Na véspera da apresentação, em reunião com a cúpula da CBB na segunda (23), mostrou que já havia feito a lição de casa. Apresentou um documento no qual mapeou jogadores brasileiros no exterior. Foi uma lista de cerca de 40 nomes para monitorar.

Também deixou evidente outra faceta. Como entrevistado, vai direto ao ponto. Bastante à vontade à frente de novos interlocutores, com dirigentes, treinadores e ex-atletas, fez críticas sem rodeios ao trabalho do antecessor, Rubén Magnano.

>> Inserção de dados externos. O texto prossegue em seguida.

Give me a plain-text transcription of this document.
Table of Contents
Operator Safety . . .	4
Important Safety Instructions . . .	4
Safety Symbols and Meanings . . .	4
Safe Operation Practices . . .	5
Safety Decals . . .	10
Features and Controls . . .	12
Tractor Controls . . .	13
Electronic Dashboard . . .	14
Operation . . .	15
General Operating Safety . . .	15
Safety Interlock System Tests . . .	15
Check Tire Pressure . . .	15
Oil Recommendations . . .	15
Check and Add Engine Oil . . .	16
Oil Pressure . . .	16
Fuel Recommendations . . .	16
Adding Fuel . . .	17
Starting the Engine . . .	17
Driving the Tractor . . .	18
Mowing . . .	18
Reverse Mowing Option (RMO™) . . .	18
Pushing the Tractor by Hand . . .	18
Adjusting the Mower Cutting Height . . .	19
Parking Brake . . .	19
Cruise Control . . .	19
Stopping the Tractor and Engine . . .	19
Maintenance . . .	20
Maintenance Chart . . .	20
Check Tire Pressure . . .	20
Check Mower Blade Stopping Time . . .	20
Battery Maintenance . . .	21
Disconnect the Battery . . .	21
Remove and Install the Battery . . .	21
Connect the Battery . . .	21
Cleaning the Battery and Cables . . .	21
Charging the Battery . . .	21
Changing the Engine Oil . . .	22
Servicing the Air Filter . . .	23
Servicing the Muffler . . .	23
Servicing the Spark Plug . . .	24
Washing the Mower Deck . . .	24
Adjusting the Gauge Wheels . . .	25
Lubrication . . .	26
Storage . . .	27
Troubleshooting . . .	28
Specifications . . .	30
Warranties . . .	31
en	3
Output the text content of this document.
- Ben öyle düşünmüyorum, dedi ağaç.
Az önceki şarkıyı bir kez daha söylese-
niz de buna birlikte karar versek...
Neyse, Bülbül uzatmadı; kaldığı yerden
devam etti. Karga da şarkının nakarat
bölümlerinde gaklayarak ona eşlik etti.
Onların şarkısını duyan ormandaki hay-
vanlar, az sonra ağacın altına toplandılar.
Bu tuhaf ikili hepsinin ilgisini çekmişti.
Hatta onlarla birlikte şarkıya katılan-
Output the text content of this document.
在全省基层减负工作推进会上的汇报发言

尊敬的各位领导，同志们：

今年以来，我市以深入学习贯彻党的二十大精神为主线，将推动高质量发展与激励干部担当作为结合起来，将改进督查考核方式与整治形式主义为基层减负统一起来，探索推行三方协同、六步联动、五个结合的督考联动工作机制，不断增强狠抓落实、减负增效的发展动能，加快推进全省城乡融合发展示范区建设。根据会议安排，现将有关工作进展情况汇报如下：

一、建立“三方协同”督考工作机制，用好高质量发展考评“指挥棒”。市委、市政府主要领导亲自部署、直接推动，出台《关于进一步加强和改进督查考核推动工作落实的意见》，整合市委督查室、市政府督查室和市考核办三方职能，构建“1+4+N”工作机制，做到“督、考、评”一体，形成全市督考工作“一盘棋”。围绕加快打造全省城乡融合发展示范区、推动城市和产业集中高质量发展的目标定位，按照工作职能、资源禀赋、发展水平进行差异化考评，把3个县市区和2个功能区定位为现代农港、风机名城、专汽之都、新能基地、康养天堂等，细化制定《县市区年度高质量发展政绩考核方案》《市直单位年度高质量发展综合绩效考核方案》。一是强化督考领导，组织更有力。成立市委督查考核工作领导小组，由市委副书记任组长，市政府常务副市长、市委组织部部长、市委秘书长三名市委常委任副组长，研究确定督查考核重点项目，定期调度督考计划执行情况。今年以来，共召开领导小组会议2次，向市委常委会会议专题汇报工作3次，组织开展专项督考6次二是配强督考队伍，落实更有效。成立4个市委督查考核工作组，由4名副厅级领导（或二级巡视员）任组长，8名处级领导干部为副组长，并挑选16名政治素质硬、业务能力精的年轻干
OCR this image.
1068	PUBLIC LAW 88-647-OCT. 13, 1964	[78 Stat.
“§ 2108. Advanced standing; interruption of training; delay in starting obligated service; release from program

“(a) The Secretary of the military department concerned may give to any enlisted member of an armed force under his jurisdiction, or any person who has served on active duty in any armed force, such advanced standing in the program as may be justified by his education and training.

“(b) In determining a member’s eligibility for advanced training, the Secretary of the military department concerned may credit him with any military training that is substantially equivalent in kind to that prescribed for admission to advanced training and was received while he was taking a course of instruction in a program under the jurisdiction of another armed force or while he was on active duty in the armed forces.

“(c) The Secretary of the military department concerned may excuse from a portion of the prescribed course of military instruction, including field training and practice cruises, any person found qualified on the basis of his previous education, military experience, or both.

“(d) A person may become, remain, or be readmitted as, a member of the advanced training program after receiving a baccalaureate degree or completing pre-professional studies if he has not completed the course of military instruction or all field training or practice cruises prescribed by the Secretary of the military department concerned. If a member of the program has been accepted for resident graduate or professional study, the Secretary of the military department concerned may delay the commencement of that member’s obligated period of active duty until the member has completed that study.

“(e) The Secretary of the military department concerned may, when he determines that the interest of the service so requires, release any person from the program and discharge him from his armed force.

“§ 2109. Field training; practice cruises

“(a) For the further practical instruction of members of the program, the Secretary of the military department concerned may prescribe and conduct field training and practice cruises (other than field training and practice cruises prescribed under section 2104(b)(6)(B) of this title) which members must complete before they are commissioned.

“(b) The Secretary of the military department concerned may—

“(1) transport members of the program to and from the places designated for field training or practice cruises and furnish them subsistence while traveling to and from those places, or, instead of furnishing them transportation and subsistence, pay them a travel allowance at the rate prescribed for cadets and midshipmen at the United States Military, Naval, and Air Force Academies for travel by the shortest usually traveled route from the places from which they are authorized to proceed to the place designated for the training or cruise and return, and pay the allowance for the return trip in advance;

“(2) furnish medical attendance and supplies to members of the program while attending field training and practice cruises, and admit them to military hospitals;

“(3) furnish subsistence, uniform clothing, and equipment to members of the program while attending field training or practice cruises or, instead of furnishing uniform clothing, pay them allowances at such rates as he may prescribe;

Primeiro, disse que o desempenho da defesa brasileira nas Olimpíadas foi "preocupante". Marcar os oponentes era um praticamente uma obsessão do argentino.

Na mesma seara, expandiu o tom crítico para questionar, talvez, uma falta de cultura do basquete brasileiro no tratamento da defesa.

Por exemplo: disse que, ao assistir, de casa, na Croácia, a um jogo pelas semifinais do Paulista deste ano, a partida mais parecida um amistoso devido à falta de intensidade.

Outro recurso tático do argentino questionado pelo croata foi o ato de trocar fazer muitas substituições. Acredita que isso pode tirar o ritmo de alguém que esteja bem em quadra.

Por fim, considera que Magnano errou na convocação de pivôs de características semelhantes [Nenê, Augusto Lima, Cristiano Felício e Rafael Hettsheimeir].

Todas essas críticas foram mencionadas, porém, de modo corriqueiro, em meio ao seu discurso. Como se não fossem nada demais.

É bom que jogadores, dirigentes e outros profissionais da área se acostumem. Na hora de falar, Petrovic deixa pouco, ou quase nada, à sombra.